I’m back in Chicago now. I’ve left home and arrived at my apartment. Roommate reunion – check. Sweaty move-in – check. Furniture assembly – check. We’re still hanging pictures and figuring out the best places for our various whisks and such. I’ve realized that I left my mixing bowls at home, along with a few other things. Thankfully, however, those things are not the most urgent.
I’ve arrived. And the natural next step is to figure out what I’m doing here. Not that I don’t have a schedule for my week and certain responsibilities and jobs, but what am I doing?
My parents and I went to my Chicago church this morning, which is always some kind of a good experience. And my pastor got me thinking about obedience. He was talking about what kind of God we serve, what he’s like and the lies the world, our flesh, and Satan tell us about who he is.
He said something that put my brain on a loop for a minute:
“God is not holding out on you.” Repeat that abut ten times, then move on.
I don’t think I hear that enough. When people talk about how God has so many rules and stipulations, I think – well, yeah, that’s just kind of the way it is. It’s good to be obedient. But I forget why it’s important.
God is not holding out on me.
He has made it clear in his word that Christians are supposed to love, honor Him, honor each other, work for justice, save sex for marriage, live in a way that draws people to Him, not steal, not kill people, speak up for the voiceless and for righteousness, and in general, be holy.
It’s kind of a tall order, and it’s kind of a lot to ascribe to.

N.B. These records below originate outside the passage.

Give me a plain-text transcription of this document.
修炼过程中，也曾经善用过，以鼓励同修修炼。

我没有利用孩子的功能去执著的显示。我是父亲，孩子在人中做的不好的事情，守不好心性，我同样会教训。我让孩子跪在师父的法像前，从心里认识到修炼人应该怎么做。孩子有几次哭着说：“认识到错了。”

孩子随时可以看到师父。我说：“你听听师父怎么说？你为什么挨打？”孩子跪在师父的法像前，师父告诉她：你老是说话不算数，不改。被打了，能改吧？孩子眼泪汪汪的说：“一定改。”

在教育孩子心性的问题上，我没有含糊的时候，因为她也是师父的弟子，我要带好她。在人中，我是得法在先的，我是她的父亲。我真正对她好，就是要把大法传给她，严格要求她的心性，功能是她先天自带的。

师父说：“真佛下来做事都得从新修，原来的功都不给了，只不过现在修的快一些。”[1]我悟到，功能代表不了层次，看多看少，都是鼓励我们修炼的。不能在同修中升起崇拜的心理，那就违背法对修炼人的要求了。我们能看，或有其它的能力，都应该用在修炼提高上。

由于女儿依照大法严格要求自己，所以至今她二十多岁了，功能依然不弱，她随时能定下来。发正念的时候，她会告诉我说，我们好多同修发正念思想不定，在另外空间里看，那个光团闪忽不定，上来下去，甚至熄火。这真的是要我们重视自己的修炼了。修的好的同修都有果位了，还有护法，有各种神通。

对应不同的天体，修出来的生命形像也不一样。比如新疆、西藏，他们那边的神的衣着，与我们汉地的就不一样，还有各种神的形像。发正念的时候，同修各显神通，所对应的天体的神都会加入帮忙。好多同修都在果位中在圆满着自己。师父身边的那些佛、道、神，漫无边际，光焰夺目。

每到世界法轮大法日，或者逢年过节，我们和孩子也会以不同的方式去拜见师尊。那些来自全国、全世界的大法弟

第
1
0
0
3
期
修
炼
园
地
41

There are parts of it that I’d rather ignore because it’s a lot of work and because it sometimes makes me butt heads with people I care deeply about and don’t want to offend. Also, my nature isn’t to be obedient. I like to question rules and ask if it’s really important. Like, why do I have to not do that if it won’t hurt me or anyone else?
But God is not holding out on me. The rules and the commandments and the advice and teachings aren’t to hem me in or to bind me to a legalistic type of relationship.

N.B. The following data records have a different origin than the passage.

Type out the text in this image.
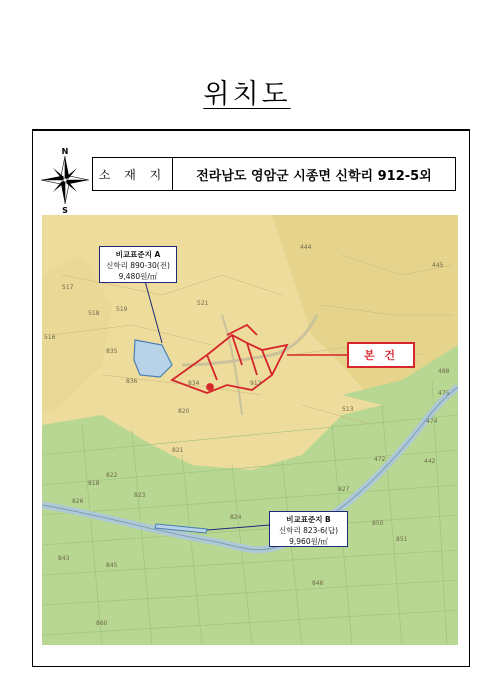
위치도
N
S
소 재 지	전라남도 영암군 시종면 신학리 912-5외
444
445
517
518
519
516
521
834
835
836
820
821
822
823
824
818
826
827
843
845
846
513
472
474
475
442
488
912
850
851
860
비교표준지 A
신학리 890-30(전)
9,480원/㎡
비교표준지 B
신학리 823-6(답)
9,960원/㎡
본 건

He’s a giving God. That’s his nature. Romans 8 says that if God gave his own son to die for the sins of the world, why wouldn’t he also give us everything else? Why would his rules be pointless and his guidelines be insignificant? If God is so loving that he’d sacrifice his own son in order to have a relationship with mankind, wouldn’t it be small potatoes to offer blessing and peace and joy and satisfaction as the result of obedience?
We’ve all seen some kind of movie where a man is being threatened at gunpoint. Give me the launch codes to the nuclear missiles, and I won’t kill you. Then, when the man refuses (so full of integrity and honor he is), they pull his little boy out from somewhere. Well then, we’ll kill him.

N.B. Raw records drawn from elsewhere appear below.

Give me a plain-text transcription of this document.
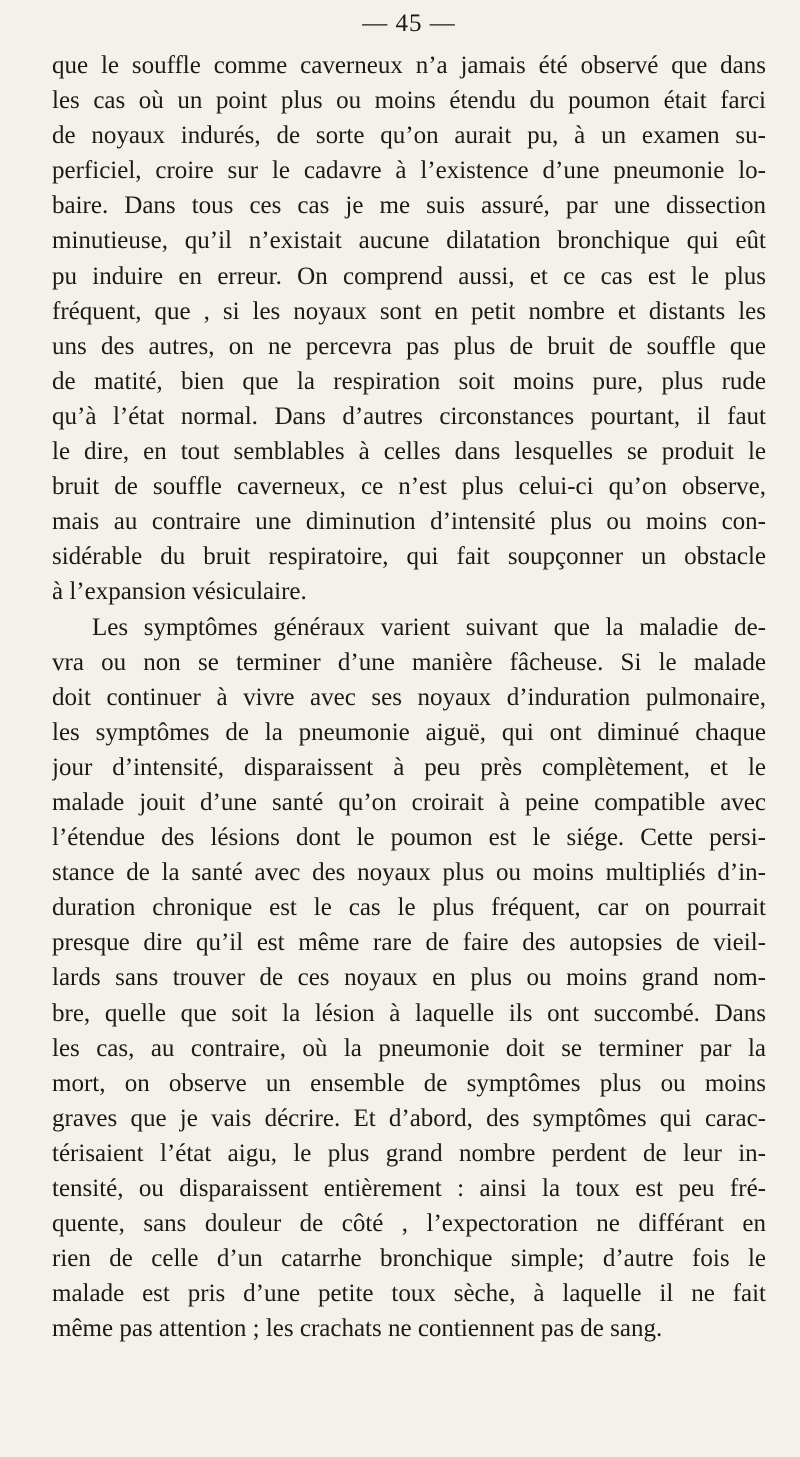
— 45 —
que le souffle comme caverneux n’a jamais été observé que dans
les cas où un point plus ou moins étendu du poumon était farci
de noyaux indurés, de sorte qu’on aurait pu, à un examen su-
perficiel, croire sur le cadavre à l’existence d’une pneumonie lo-
baire. Dans tous ces cas je me suis assuré, par une dissection
minutieuse, qu’il n’existait aucune dilatation bronchique qui eût
pu induire en erreur. On comprend aussi, et ce cas est le plus
fréquent, que , si les noyaux sont en petit nombre et distants les
uns des autres, on ne percevra pas plus de bruit de souffle que
de matité, bien que la respiration soit moins pure, plus rude
qu’à l’état normal. Dans d’autres circonstances pourtant, il faut
le dire, en tout semblables à celles dans lesquelles se produit le
bruit de souffle caverneux, ce n’est plus celui-ci qu’on observe,
mais au contraire une diminution d’intensité plus ou moins con-
sidérable du bruit respiratoire, qui fait soupçonner un obstacle
à l’expansion vésiculaire.
Les symptômes généraux varient suivant que la maladie de-
vra ou non se terminer d’une manière fâcheuse. Si le malade
doit continuer à vivre avec ses noyaux d’induration pulmonaire,
les symptômes de la pneumonie aiguë, qui ont diminué chaque
jour d’intensité, disparaissent à peu près complètement, et le
malade jouit d’une santé qu’on croirait à peine compatible avec
l’étendue des lésions dont le poumon est le siége. Cette persi-
stance de la santé avec des noyaux plus ou moins multipliés d’in-
duration chronique est le cas le plus fréquent, car on pourrait
presque dire qu’il est même rare de faire des autopsies de vieil-
lards sans trouver de ces noyaux en plus ou moins grand nom-
bre, quelle que soit la lésion à laquelle ils ont succombé. Dans
les cas, au contraire, où la pneumonie doit se terminer par la
mort, on observe un ensemble de symptômes plus ou moins
graves que je vais décrire. Et d’abord, des symptômes qui carac-
térisaient l’état aigu, le plus grand nombre perdent de leur in-
tensité, ou disparaissent entièrement : ainsi la toux est peu fré-
quente, sans douleur de côté , l’expectoration ne différant en
rien de celle d’un catarrhe bronchique simple; d’autre fois le
malade est pris d’une petite toux sèche, à laquelle il ne fait
même pas attention ; les crachats ne contiennent pas de sang.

This is usually the part of the movie where the father says, NO! NO! ANYTHING BUT MY SON! The love the father has for his son is so powerful that now the fate of humanity is not as big of a deal.
Don’t get him wrong, he loves his son. Jesus is a part of him; it’d be impossible for him to hate a part of himself, the perfect God. But God so loved the world, that he gave. He gave. And gives.
So when he asks us for obedience, it’s small potatoes. It’s the key to living a life of satisfaction and peace and joy and etc etc etc. It;s not hemming in, it’s setting free – at the expense of Jesus, who apparently could handle it since he defeated death in the process.
I’m not being hemmed in when God commands me to abstain from something or to go out and do something instead of something I’d rather do. I’m not being corralled into a boring or rule-driven, legalistic life when I follow the God who made the rules. I’m stepping into abundance, accepting the grace that God offers and telling him that I think his love and sacrifice merits a response.